Weber's reading is an object-lesson in successful risk-taking. His depiction of the Denbrough family's collapse into silence and grief is heart-rending, particularly the scene in which young Bill tries to lighten the mood by telling a joke--an attempt that falls achingly flat. (Bill's pronounced stutter, which could become tedious in the hands of a lesser narrator, is marvelously rendered.) By contrast, the scenes with Pennywise in his various incarnations are ratcheted up to a level that has to be heard to be believed--and they work.

It's refreshing to encounter a narrator who doesn't seem aware of the "rules." It's not a tidy, pre-packaged read. It's a wild ride, full of unanticipated line readings and emotional about-faces. That's not to say it isn't faithful to the text--he is very observant of King's stage directions and character cues. But he never shies away from the larger-than-life (one is tempted to say, outlandish) quality of the whole enterprise. And while there's never any question that he grasps the size and scope of the story, Weber never gets ahead of himself. Every scene is given it's full value. Nothing is rushed or glossed over for the sake of efficiency. This "in-the-moment" quality, rather than slowing the book down, actually makes it feel shorter. Even King's notoriously digressive passages take on an absorbing quality in Weber's rendition. Everything about this performance--the vivid delineation of each and every character, the near-improvisational approach to the text, and above all, the drive and consistency he brings to this most unwieldy of King's novels--makes this a recording that every narrator could learn from. I know I have.
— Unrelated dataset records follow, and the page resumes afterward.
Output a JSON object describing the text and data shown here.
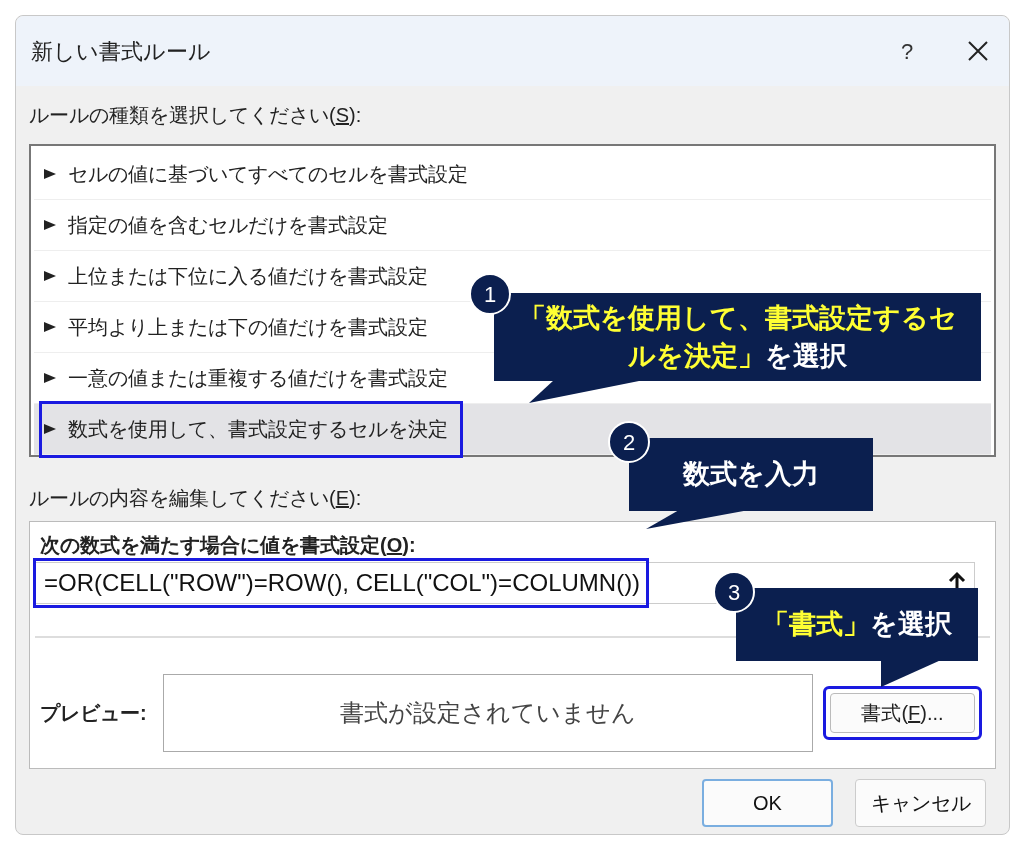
{
  "window": {
    "title": "新しい書式ルール",
    "help": "?"
  },
  "rule_type_label": {
    "text": "ルールの種類を選択してください(",
    "key": "S",
    "suffix": "):"
  },
  "rule_types": [
    {
      "label": "セルの値に基づいてすべてのセルを書式設定",
      "selected": false,
      "highlighted": false
    },
    {
      "label": "指定の値を含むセルだけを書式設定",
      "selected": false,
      "highlighted": false
    },
    {
      "label": "上位または下位に入る値だけを書式設定",
      "selected": false,
      "highlighted": false
    },
    {
      "label": "平均より上または下の値だけを書式設定",
      "selected": false,
      "highlighted": false
    },
    {
      "label": "一意の値または重複する値だけを書式設定",
      "selected": false,
      "highlighted": false
    },
    {
      "label": "数式を使用して、書式設定するセルを決定",
      "selected": true,
      "highlighted": true
    }
  ],
  "edit_label": {
    "text": "ルールの内容を編集してください(",
    "key": "E",
    "suffix": "):"
  },
  "formula_label": {
    "text": "次の数式を満たす場合に値を書式設定(",
    "key": "O",
    "suffix": "):"
  },
  "formula": {
    "value": "=OR(CELL(\"ROW\")=ROW(), CELL(\"COL\")=COLUMN())",
    "highlighted": true
  },
  "preview": {
    "label": "プレビュー:",
    "text": "書式が設定されていません"
  },
  "format_button": {
    "text": "書式(",
    "key": "F",
    "suffix": ")...",
    "highlighted": true
  },
  "buttons": [
    {
      "label": "OK",
      "default": true
    },
    {
      "label": "キャンセル",
      "default": false
    }
  ],
  "callouts": [
    {
      "number": "1",
      "segments": [
        {
          "text": "「数式を使用して、書式設定するセルを決定」",
          "highlight": true
        },
        {
          "text": "を選択",
          "highlight": false
        }
      ]
    },
    {
      "number": "2",
      "segments": [
        {
          "text": "数式を入力",
          "highlight": false
        }
      ]
    },
    {
      "number": "3",
      "segments": [
        {
          "text": "「書式」",
          "highlight": true
        },
        {
          "text": "を選択",
          "highlight": false
        }
      ]
    }
  ]
}
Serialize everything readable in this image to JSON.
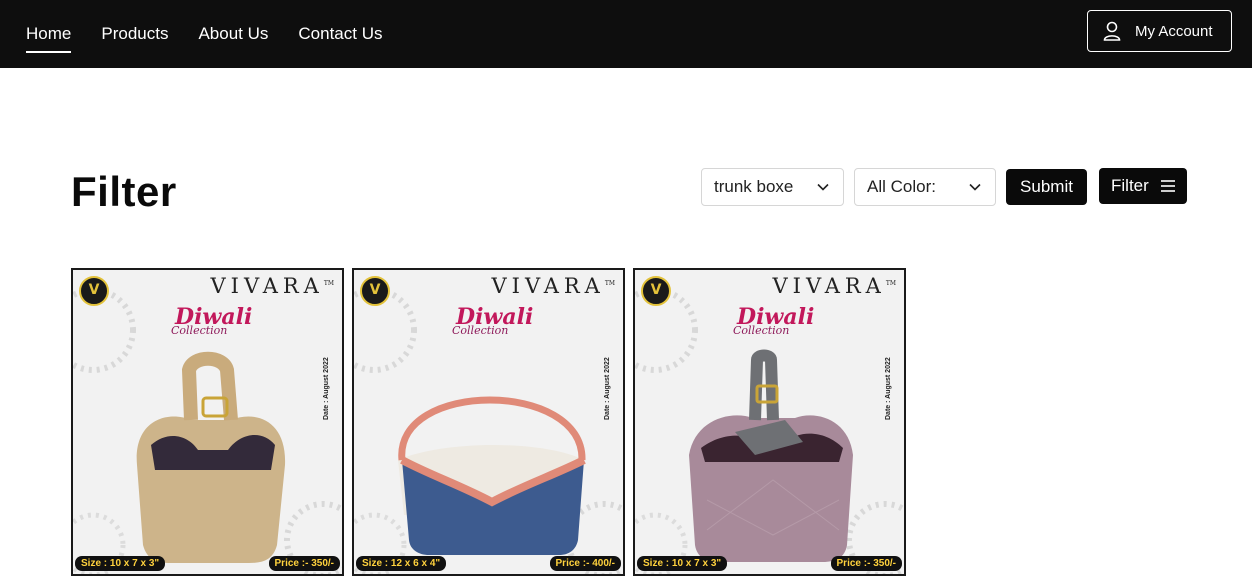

  1. What a generous and thoughtful review of another narrator's work. I'm definitely interested, and as a "new" narrator I especially appreciate your observation about how not playing by the rules can make a read seem shorter, rather than longer. That definitely resonates. Great music also vanquishes time; it makes sense to me that the music of a great reader should have the same effect.
    Here's to taking risks!
    Jim Meskimen

  2. This prompted me to peruse about half of The Drowning Pool – 133 pages or so – to see how many similes I could count. (I’m using the Vintage Crime Black Lizard edition from May 1996). I counted thirty four and no doubt missed a few. I haven’t done the legwork, but I think some of the later books might have a slightly higher ratio. That’s a lot, but in any case I would argue that many of Macdonald’s similes are so strong that they infinitely enrich the work. Not only that – they are so strong that they put many “serious” writers of fiction to shame.